Differential Equations · Exact Equations · Calc 3 Bridge

From dy/dx to the
Hidden Surface

Why exact differential equations are just slope equations wearing a gradient disguise — and how to see through it.

Two Things That Look Different But Aren't

You know this form cold:

\[\frac{dy}{dx} = f(x,y)\]

It means slope. At each point \((x,y)\) you get a number telling you how steeply \(y\) rises relative to \(x\).

Then your textbook hands you this:

\[M(x,y)\,dx + N(x,y)\,dy = 0\]

And it looks like something completely different — differentials multiplied by functions, all summed to zero. Where's the slope? Where's the derivative? What is this thing?

The big reveal: these are literally the same equation. One is written in slope language, the other in differential language. The content is identical — only the notation changed. The rest of this page shows exactly why, with no steps skipped.

What Does \(dx\) Mean, Actually?

Before connecting the two forms, let's nail down what \(dx\) and \(dy\) actually are — because this is where most courses gloss over something important.

Think of \(dx\) as an infinitesimally tiny nudge in the \(x\) direction, and \(dy\) as the resulting infinitesimal change in \(y\).

If you have a curve \(y = y(x)\), the relationship between these nudges is:

\[dy = \frac{dy}{dx}\,dx\]

Read that carefully: \(dy\) is not the same thing as \(\frac{dy}{dx}\).
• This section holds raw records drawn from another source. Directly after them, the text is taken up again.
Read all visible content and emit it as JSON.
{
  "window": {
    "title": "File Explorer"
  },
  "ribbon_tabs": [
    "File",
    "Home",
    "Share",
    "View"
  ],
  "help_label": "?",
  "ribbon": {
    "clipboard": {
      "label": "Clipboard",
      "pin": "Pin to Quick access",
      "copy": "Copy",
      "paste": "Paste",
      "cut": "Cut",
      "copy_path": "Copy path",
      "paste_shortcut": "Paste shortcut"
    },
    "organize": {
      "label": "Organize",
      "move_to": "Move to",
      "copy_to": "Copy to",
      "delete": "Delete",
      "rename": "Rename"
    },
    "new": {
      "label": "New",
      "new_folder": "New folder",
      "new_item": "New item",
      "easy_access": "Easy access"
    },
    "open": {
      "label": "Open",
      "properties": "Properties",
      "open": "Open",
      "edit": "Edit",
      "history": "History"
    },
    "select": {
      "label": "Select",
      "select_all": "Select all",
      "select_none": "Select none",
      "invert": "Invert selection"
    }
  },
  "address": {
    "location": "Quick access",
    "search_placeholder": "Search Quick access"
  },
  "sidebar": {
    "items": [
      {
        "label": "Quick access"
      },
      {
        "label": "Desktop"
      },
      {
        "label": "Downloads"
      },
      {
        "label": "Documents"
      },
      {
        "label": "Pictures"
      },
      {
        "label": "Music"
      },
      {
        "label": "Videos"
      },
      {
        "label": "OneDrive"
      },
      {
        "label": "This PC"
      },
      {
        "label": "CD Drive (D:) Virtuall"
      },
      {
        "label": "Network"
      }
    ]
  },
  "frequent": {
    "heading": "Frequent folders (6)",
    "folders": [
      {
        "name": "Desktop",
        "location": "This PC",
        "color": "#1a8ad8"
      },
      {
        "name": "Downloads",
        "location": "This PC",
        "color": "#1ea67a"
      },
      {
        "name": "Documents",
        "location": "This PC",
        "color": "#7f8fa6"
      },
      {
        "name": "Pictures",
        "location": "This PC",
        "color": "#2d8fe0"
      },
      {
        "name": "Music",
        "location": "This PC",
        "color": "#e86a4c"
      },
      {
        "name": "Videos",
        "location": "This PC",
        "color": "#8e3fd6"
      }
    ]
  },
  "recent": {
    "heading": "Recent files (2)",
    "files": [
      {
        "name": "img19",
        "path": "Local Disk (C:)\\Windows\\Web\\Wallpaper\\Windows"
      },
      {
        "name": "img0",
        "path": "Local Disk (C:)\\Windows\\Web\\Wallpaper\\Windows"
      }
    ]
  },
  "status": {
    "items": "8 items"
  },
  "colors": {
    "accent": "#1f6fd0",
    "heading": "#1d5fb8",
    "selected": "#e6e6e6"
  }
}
The derivative \(\frac{dy}{dx}\) is the ratio. The differential \(dy\) is the tiny change itself. Multiply the ratio by \(dx\) and you get \(dy\).

Geometric picture: if you zoom infinitely far into a smooth curve, it looks like a straight line. On that tiny straight segment, \(dx\) is the horizontal run, \(dy\) is the vertical rise, and \(\frac{dy}{dx}\) is the slope (rise over run). The differential form just writes both the rise and the run explicitly instead of computing the ratio.

Converting Between Forms — Step by Step

Starting from the differential form:

\[M(x,y)\,dx + N(x,y)\,dy = 0\]
1

Divide every term by \(dx\).

We can do this because \(dx \neq 0\) — it's infinitesimally small but nonzero. Dividing by it is legal.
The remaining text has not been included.